Another technique used in prior-art PET cameras has been to add more rings of detectors, positioned side-byside, such that multiple slices of the patient are collected simultaneously. Since the radioactivity injected into a patient defuses throughout an organ of interest, it is more efficient to collect as much of the information from that organ as possible at the same time. This increases the overall detection efficiency and reduces the total scan time and/or the dose to the patient. By operating some of these rings of detectors in cross-coincidence such that coincidences are allowed between detectors on different rings, and making some approximations, the prior art has been able to obtain additional slices through the area of reconstruction.
A state-of-the-art camera using four rings of detectors around the patient is able to obtain four straight-on slices defined by the detector rings and three interplane slices located between the four major detectors rings. The major approximation made in this system is that two cross-plane coincidences between detectors on adjacent rings can be summed to produce another image plane in between the two rings. However, the interplane slices created in this manner are not uniform in resolution throughout the region of interest, but rather produce a conical shape of coverage of the organ. A high quality interplane image reconstructed from this conical shaped data is not possible. Additionally, only a small number of the total possible cross-plane coincidence lines between the multiple detector rings are used to reconstruct the plane images.

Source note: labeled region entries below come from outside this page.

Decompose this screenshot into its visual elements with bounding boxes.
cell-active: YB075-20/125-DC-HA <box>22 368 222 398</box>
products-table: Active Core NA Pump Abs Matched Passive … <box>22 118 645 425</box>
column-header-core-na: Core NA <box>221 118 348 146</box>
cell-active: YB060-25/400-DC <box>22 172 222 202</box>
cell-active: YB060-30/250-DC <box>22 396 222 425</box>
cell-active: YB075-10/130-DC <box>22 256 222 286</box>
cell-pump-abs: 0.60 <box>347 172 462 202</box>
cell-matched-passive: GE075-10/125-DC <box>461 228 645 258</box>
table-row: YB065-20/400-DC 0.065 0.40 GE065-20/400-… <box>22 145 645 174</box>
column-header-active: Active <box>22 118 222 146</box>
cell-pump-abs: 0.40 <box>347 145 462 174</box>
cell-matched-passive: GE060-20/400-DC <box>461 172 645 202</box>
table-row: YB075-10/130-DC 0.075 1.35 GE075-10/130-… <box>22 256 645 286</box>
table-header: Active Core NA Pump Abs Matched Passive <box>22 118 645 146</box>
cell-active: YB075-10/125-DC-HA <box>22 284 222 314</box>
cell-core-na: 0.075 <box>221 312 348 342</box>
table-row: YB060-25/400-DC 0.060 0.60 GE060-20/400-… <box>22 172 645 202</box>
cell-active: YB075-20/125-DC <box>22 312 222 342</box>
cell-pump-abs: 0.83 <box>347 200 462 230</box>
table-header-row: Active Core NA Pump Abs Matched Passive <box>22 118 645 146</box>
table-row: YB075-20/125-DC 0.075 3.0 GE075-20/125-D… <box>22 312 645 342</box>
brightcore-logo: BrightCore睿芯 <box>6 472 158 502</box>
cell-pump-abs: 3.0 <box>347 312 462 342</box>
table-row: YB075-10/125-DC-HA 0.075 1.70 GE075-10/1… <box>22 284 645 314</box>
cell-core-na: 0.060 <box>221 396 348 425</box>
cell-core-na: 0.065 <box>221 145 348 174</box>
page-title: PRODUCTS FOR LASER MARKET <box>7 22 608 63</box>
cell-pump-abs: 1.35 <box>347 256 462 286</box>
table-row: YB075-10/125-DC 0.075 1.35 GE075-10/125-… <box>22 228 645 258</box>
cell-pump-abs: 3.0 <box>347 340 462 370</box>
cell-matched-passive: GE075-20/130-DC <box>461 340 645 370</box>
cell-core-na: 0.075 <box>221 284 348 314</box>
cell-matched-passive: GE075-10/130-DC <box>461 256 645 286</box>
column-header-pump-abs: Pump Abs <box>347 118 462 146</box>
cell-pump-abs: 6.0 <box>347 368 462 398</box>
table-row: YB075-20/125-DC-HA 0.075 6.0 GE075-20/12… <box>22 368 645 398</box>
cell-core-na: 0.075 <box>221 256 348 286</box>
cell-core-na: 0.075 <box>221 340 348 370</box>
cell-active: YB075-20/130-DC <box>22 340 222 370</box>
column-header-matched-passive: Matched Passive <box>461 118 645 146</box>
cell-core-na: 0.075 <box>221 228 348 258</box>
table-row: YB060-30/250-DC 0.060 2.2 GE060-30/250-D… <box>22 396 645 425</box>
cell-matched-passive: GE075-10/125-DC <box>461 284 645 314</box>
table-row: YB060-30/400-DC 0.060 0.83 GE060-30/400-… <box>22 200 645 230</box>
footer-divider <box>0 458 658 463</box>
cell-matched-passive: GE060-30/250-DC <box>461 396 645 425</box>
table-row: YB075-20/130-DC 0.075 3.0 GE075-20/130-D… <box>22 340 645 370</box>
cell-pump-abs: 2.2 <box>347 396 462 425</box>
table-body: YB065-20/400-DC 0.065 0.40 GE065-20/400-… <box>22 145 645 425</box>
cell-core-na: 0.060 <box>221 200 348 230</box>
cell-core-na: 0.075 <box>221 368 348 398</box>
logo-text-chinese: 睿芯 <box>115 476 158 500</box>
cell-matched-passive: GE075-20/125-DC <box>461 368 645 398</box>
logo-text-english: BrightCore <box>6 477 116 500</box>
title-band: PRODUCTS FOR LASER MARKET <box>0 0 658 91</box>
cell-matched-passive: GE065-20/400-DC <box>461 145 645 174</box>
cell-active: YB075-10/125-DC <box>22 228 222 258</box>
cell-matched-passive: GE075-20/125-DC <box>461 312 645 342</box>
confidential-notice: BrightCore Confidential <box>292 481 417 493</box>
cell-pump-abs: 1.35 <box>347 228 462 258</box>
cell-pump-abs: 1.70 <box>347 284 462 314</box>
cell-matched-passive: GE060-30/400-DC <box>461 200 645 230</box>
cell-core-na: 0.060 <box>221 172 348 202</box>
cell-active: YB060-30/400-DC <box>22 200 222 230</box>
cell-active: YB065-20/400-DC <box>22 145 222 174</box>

Thus, it would be advantageous to provide a positron emission camera in which all of the possible cross-plane coincidence detections can be used in the reconstruction process thereby increasing the radiation detection efficiency or sensitivity of the camera. It would also be advantageous to provide a positron emission camera where the images formed on the interplane slices from data obtained on the cross-coincidence lines between detector rings are of the same quality and kind as are obtained for the plane slices defined by the detector rings. It would also be advantageous to provide a positron emission camera that reduces the time to create high quality three-dimensional images of an organ of a patient thereby reducing the time the patient must be in the camera. It would also be advantageous to provide a positron emission camera having an increased sensitivity thereby reducing the dosage of the radioactive substance to the patient.